Code point search is the fastest path when you're working from Unicode documentation, a character reference chart, or a codepoint mentioned in a bug report or API response. It eliminates any ambiguity about which specific character you mean.

Finding Confusable Characters

Many Unicode characters look visually similar but are technically distinct. A lowercase l (el) looks like a numeral 1 in some fonts; the Greek mu (μ) looks like the micro sign (µ); a Cyrillic а looks like a Latin a. These lookalike pairs are called confusables.

To find confusables in Symbol Search, search for the character description and compare the results. Searching "dash" returns the hyphen-minus (U+002D), hyphen (U+2010), non-breaking hyphen (U+2011), figure dash (U+2012), en dash (U+2013), em dash (U+2014), minus sign (U+2212), and several others. Each has a distinct code point, distinct Unicode properties, and subtly different visual appearance — the expanded detail card for each one makes the distinctions clear.

For text security work — checking whether a domain name or username contains characters from unexpected scripts — the Character Analyzer tool at /tools/character-counter/ provides deeper analysis by breaking text character by character and showing the script property for each one.

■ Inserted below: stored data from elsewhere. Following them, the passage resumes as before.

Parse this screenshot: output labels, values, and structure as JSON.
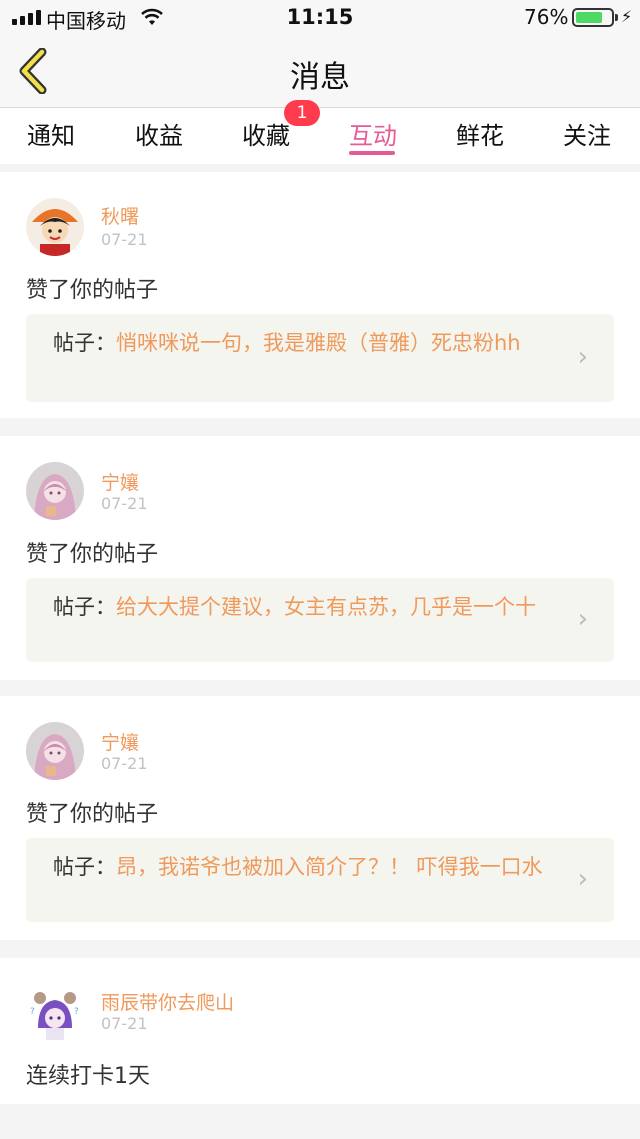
{
  "status_bar": {
    "carrier": "中国移动",
    "time": "11:15",
    "battery_percent_label": "76%",
    "battery_level": 0.76
  },
  "nav": {
    "title": "消息"
  },
  "tabs": [
    {
      "label": "通知"
    },
    {
      "label": "收益"
    },
    {
      "label": "收藏",
      "badge": "1"
    },
    {
      "label": "互动",
      "active": true
    },
    {
      "label": "鲜花"
    },
    {
      "label": "关注"
    }
  ],
  "colors": {
    "accent": "#e55b95",
    "username": "#ef9a5c",
    "badge": "#ff3b4e"
  },
  "messages": [
    {
      "username": "秋曙",
      "date": "07-21",
      "action": "赞了你的帖子",
      "post_prefix": "帖子：",
      "post_text": "悄咪咪说一句，我是雅殿（普雅）死忠粉hh"
    },
    {
      "username": "宁孃",
      "date": "07-21",
      "action": "赞了你的帖子",
      "post_prefix": "帖子：",
      "post_text": "给大大提个建议，女主有点苏，几乎是一个十"
    },
    {
      "username": "宁孃",
      "date": "07-21",
      "action": "赞了你的帖子",
      "post_prefix": "帖子：",
      "post_text": "昂，我诺爷也被加入简介了？！ 吓得我一口水"
    },
    {
      "username": "雨辰带你去爬山",
      "date": "07-21",
      "action": "连续打卡1天"
    }
  ]
}
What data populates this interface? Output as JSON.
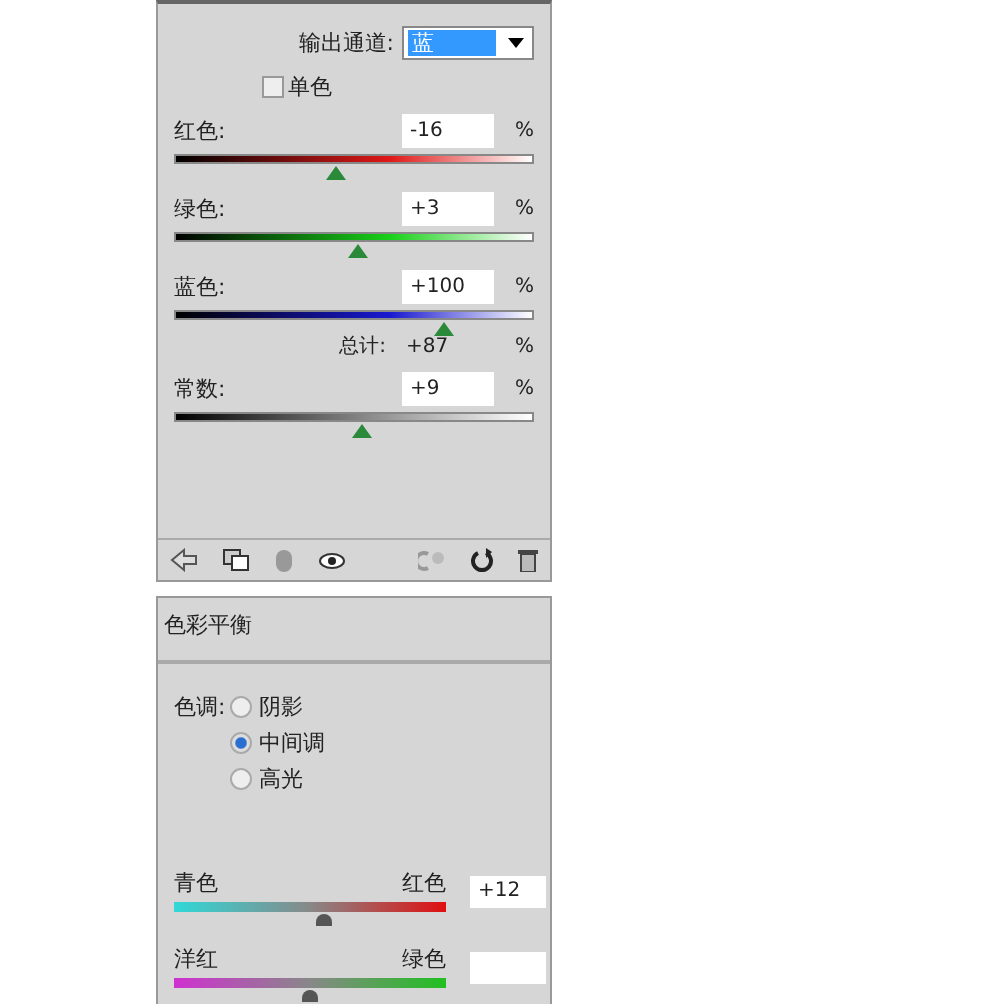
{
  "channel_mixer": {
    "output_channel": {
      "label": "输出通道:",
      "value": "蓝"
    },
    "monochrome": {
      "label": "单色",
      "checked": false
    },
    "sources": [
      {
        "label": "红色:",
        "kind": "red",
        "value": "-16",
        "unit": "%",
        "level": 0.45
      },
      {
        "label": "绿色:",
        "kind": "green",
        "value": "+3",
        "unit": "%",
        "level": 0.51
      },
      {
        "label": "蓝色:",
        "kind": "blue",
        "value": "+100",
        "unit": "%",
        "level": 0.75
      }
    ],
    "total": {
      "label": "总计:",
      "value": "+87",
      "unit": "%"
    },
    "constant": {
      "label": "常数:",
      "kind": "gray",
      "value": "+9",
      "unit": "%",
      "level": 0.52
    }
  },
  "color_balance": {
    "title": "色彩平衡",
    "tone_label": "色调:",
    "tones": [
      {
        "label": "阴影",
        "selected": false
      },
      {
        "label": "中间调",
        "selected": true
      },
      {
        "label": "高光",
        "selected": false
      }
    ],
    "sliders": [
      {
        "left": "青色",
        "right": "红色",
        "kind": "cyanred",
        "value": "+12",
        "level": 0.55
      },
      {
        "left": "洋红",
        "right": "绿色",
        "kind": "magentagreen",
        "level": 0.5
      }
    ]
  }
}
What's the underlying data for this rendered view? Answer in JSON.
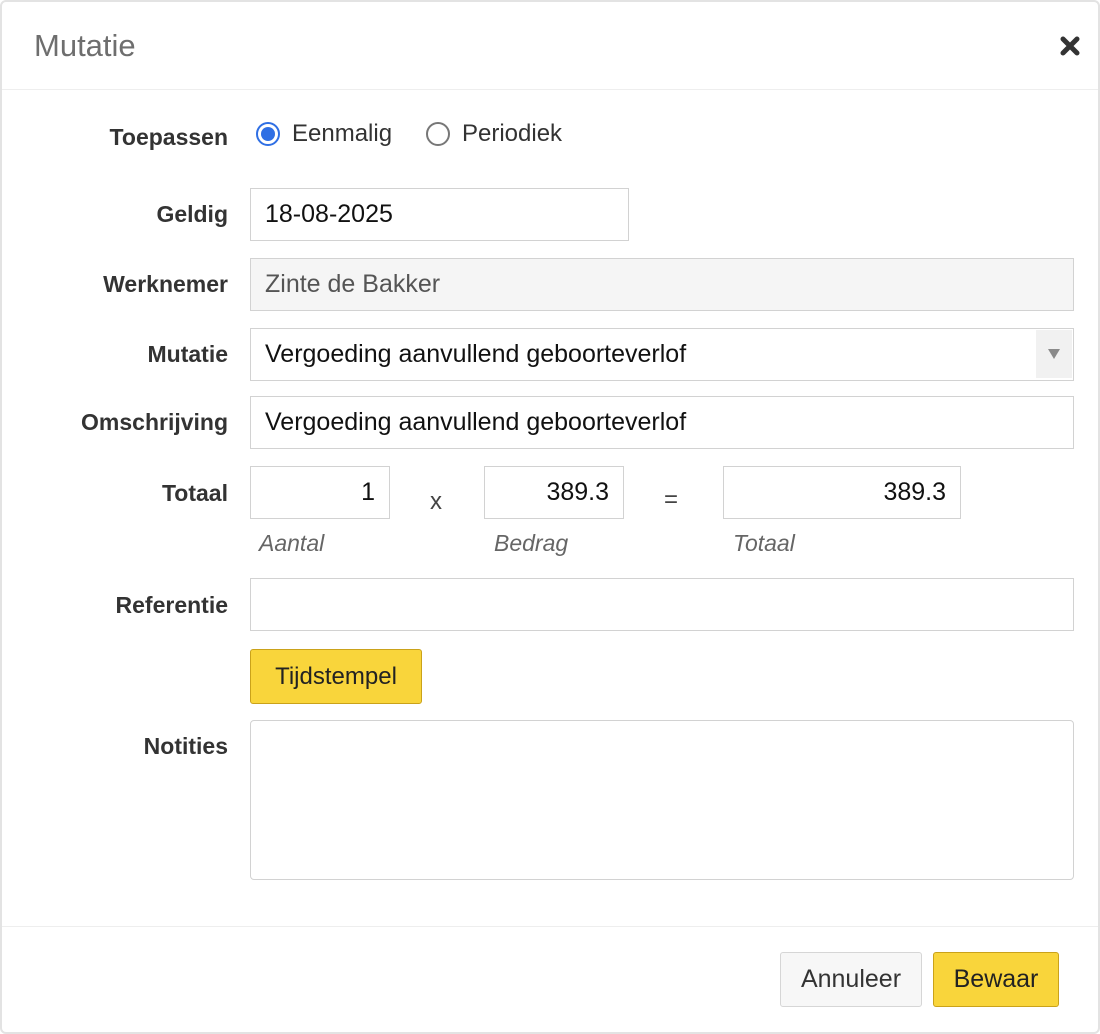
{
  "dialog": {
    "title": "Mutatie"
  },
  "form": {
    "toepassen": {
      "label": "Toepassen",
      "options": [
        "Eenmalig",
        "Periodiek"
      ],
      "selected": "Eenmalig"
    },
    "geldig": {
      "label": "Geldig",
      "value": "18-08-2025"
    },
    "werknemer": {
      "label": "Werknemer",
      "value": "Zinte de Bakker"
    },
    "mutatie": {
      "label": "Mutatie",
      "selected": "Vergoeding aanvullend geboorteverlof"
    },
    "omschrijving": {
      "label": "Omschrijving",
      "value": "Vergoeding aanvullend geboorteverlof"
    },
    "totaal": {
      "label": "Totaal",
      "aantal": "1",
      "bedrag": "389.3",
      "totaal": "389.3",
      "multiply_sign": "x",
      "equals_sign": "=",
      "aantal_hint": "Aantal",
      "bedrag_hint": "Bedrag",
      "totaal_hint": "Totaal"
    },
    "referentie": {
      "label": "Referentie",
      "value": ""
    },
    "tijdstempel_button": "Tijdstempel",
    "notities": {
      "label": "Notities",
      "value": ""
    }
  },
  "footer": {
    "cancel_label": "Annuleer",
    "save_label": "Bewaar"
  },
  "colors": {
    "accent_yellow": "#f9d53b",
    "radio_blue": "#2f6fe4"
  },
  "icons": {
    "close": "close-icon",
    "select_arrow": "chevron-down-icon"
  }
}
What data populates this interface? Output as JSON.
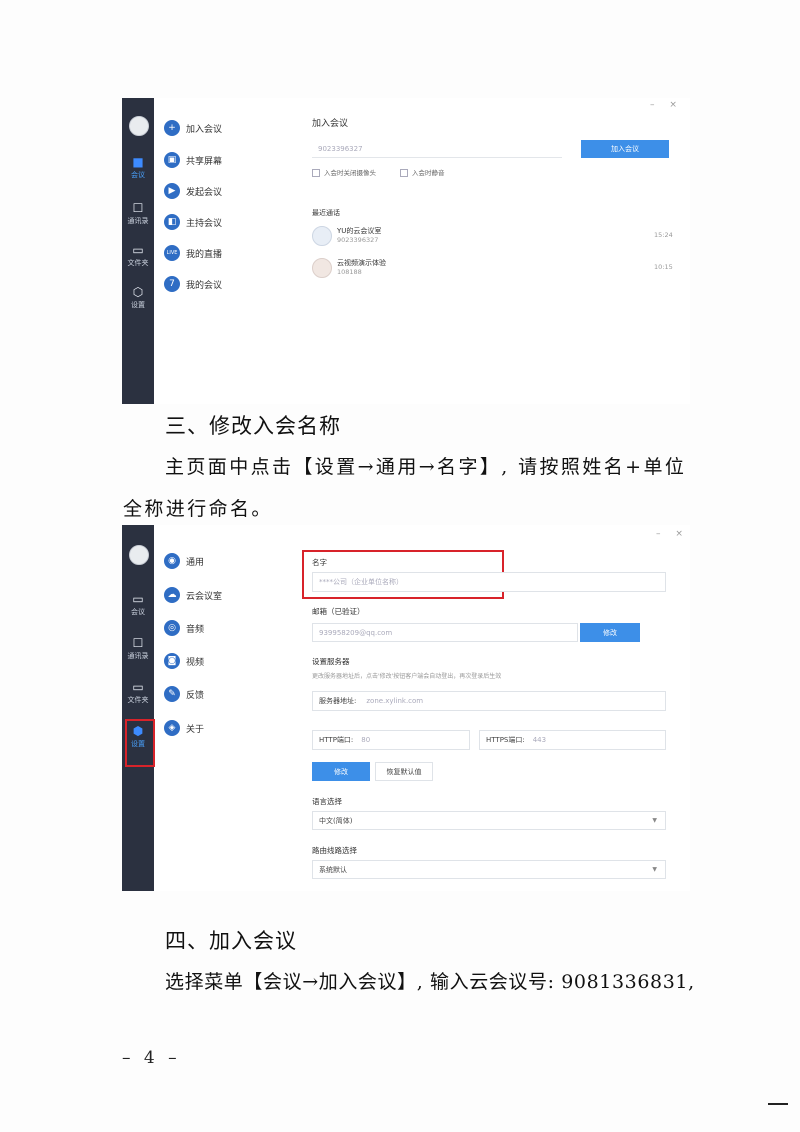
{
  "shot1": {
    "rail": [
      "会议",
      "通讯录",
      "文件夹",
      "设置"
    ],
    "menu": [
      {
        "icon": "+",
        "label": "加入会议"
      },
      {
        "icon": "▣",
        "label": "共享屏幕"
      },
      {
        "icon": "▶",
        "label": "发起会议"
      },
      {
        "icon": "◧",
        "label": "主持会议"
      },
      {
        "icon": "LIVE",
        "label": "我的直播"
      },
      {
        "icon": "7",
        "label": "我的会议"
      }
    ],
    "window_controls": "– ×",
    "panel_title": "加入会议",
    "meeting_id_value": "9023396327",
    "join_button": "加入会议",
    "option_camera": "入会时关闭摄像头",
    "option_mute": "入会时静音",
    "recent_title": "最近通话",
    "recent": [
      {
        "name": "YU的云会议室",
        "id": "9023396327",
        "time": "15:24"
      },
      {
        "name": "云视频演示体验",
        "id": "108188",
        "time": "10:15"
      }
    ]
  },
  "section3": {
    "heading": "三、修改入会名称",
    "line1": "主页面中点击【设置→通用→名字】, 请按照姓名+单位",
    "line2": "全称进行命名。"
  },
  "shot2": {
    "rail": [
      "会议",
      "通讯录",
      "文件夹",
      "设置"
    ],
    "menu": [
      {
        "icon": "◉",
        "label": "通用"
      },
      {
        "icon": "☁",
        "label": "云会议室"
      },
      {
        "icon": "◎",
        "label": "音频"
      },
      {
        "icon": "◙",
        "label": "视频"
      },
      {
        "icon": "✎",
        "label": "反馈"
      },
      {
        "icon": "◈",
        "label": "关于"
      }
    ],
    "window_controls": "– ×",
    "name_label": "名字",
    "name_placeholder": "****公司（企业单位名称）",
    "email_label": "邮箱（已验证）",
    "email_value": "939958209@qq.com",
    "email_button": "修改",
    "server_title": "设置服务器",
    "server_hint": "更改服务器地址后，点击'修改'按钮客户端会自动登出，再次登录后生效",
    "server_addr_label": "服务器地址:",
    "server_addr_value": "zone.xylink.com",
    "http_label": "HTTP端口:",
    "http_value": "80",
    "https_label": "HTTPS端口:",
    "https_value": "443",
    "modify_button": "修改",
    "restore_button": "恢复默认值",
    "lang_label": "语言选择",
    "lang_value": "中文(简体)",
    "route_label": "路由线路选择",
    "route_value": "系统默认"
  },
  "section4": {
    "heading": "四、加入会议",
    "line1": "选择菜单【会议→加入会议】, 输入云会议号: 9081336831,"
  },
  "page_number": "– 4 –"
}
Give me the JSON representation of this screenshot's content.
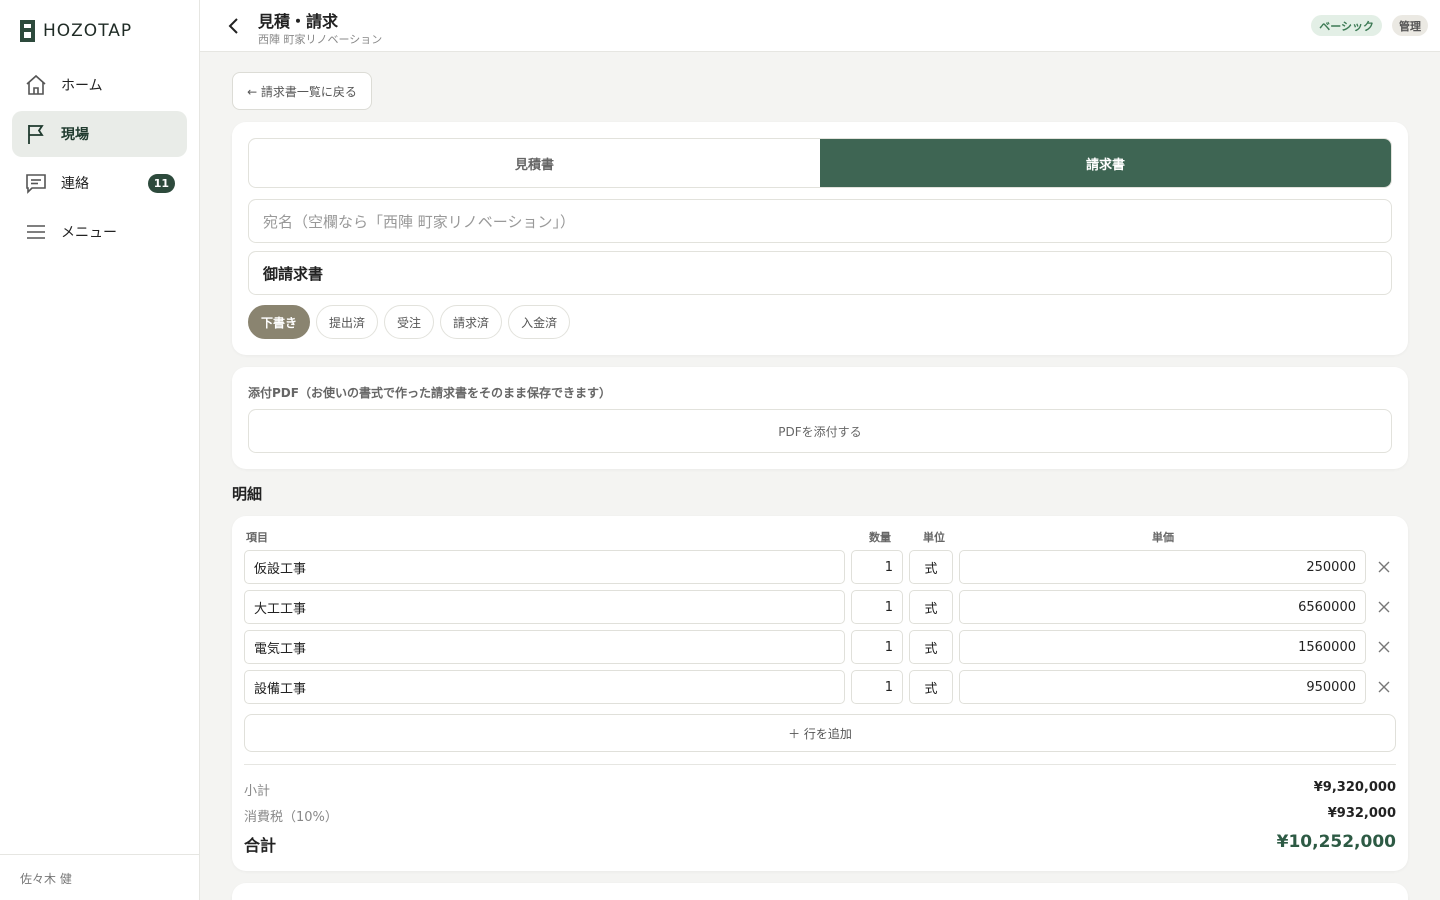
{
  "app": {
    "logo_text": "HOZOTAP"
  },
  "sidebar": {
    "items": [
      {
        "label": "ホーム",
        "icon": "home-icon"
      },
      {
        "label": "現場",
        "icon": "flag-icon",
        "active": true
      },
      {
        "label": "連絡",
        "icon": "chat-icon",
        "badge": "11"
      },
      {
        "label": "メニュー",
        "icon": "menu-icon"
      }
    ],
    "user": "佐々木 健"
  },
  "header": {
    "title": "見積・請求",
    "subtitle": "西陣 町家リノベーション",
    "plan_badge": "ベーシック",
    "admin_badge": "管理"
  },
  "back_to_list": "← 請求書一覧に戻る",
  "doc_tabs": [
    {
      "label": "見積書",
      "active": false
    },
    {
      "label": "請求書",
      "active": true
    }
  ],
  "form": {
    "destination_placeholder": "宛名（空欄なら「西陣 町家リノベーション」）",
    "doc_title": "御請求書",
    "status_chips": [
      {
        "label": "下書き",
        "active": true
      },
      {
        "label": "提出済"
      },
      {
        "label": "受注"
      },
      {
        "label": "請求済"
      },
      {
        "label": "入金済"
      }
    ]
  },
  "pdf": {
    "label": "添付PDF（お使いの書式で作った請求書をそのまま保存できます）",
    "button": "PDFを添付する"
  },
  "details": {
    "section_title": "明細",
    "headers": {
      "item": "項目",
      "qty": "数量",
      "unit": "単位",
      "price": "単価"
    },
    "rows": [
      {
        "name": "仮設工事",
        "qty": "1",
        "unit": "式",
        "price": "250000"
      },
      {
        "name": "大工工事",
        "qty": "1",
        "unit": "式",
        "price": "6560000"
      },
      {
        "name": "電気工事",
        "qty": "1",
        "unit": "式",
        "price": "1560000"
      },
      {
        "name": "設備工事",
        "qty": "1",
        "unit": "式",
        "price": "950000"
      }
    ],
    "add_row": "＋ 行を追加",
    "subtotal_label": "小計",
    "subtotal": "¥9,320,000",
    "tax_label": "消費税（10%）",
    "tax": "¥932,000",
    "total_label": "合計",
    "total": "¥10,252,000"
  },
  "colors": {
    "accent": "#3e6553",
    "chip_active": "#8a8470",
    "total": "#2d5a44"
  }
}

Using Search for Discovery

Symbol Search isn't only for finding a character you already have a mental image of. Exploratory queries like "fish", "flower", "hand", or "musical" return a range of characters you may not have known existed. Unicode contains an enormous variety of symbolic content across Miscellaneous Symbols, Dingbats, Emoticons, and Supplemental Symbols blocks. A keyword search is often a faster way to discover relevant characters than navigating the Symbol Table block by block.

Keyboard-Driven Workflow

The search field is always focused when the tool loads, so you can start typing immediately. Arrow keys navigate between results, Enter opens the detail panel for the selected card, and Escape closes it. Tab moves through the copy buttons within an expanded card. The entire workflow from search to copied character is achievable without touching the mouse.

Connecting to Other Tools

Symbol Search is the quickest path to a character, but other SymbolFYI tools extend what you can do once you've found it:

For full encoding details: Click any result card to see the encoding panel inline, or follow the link to the character's dedicated symbol page for a complete encoding breakdown including UTF-8 byte sequences.

For browsing by category: If your search returns many similar characters and you want to see the full context — all the arrows in the Arrows block, all the mathematical symbols in a particular range — the Symbol Table at /tools/symbol-table/ lets you navigate by Unicode block with full grid browsing.

For identifying characters in existing text: The Character Analyzer at /tools/character-counter/ breaks a pasted string into individual code points, showing the Unicode name and category for each character. Useful when pasted content behaves unexpectedly and you need to know exactly what's in the string.

For HTML entities specifically: The HTML Entity Finder at /tools/html-entity-search/ covers the full HTML5 named entity list with category browsing and consistent named/decimal/hex output. Use it when entity lookup is your primary workflow rather than general character search.

Symbol Search is designed to be the starting point for most character discovery tasks. Whether you know the name, the appearance, the entity code, or just have the character in your clipboard, the search field accepts all of them and gets you to a copyable result in seconds.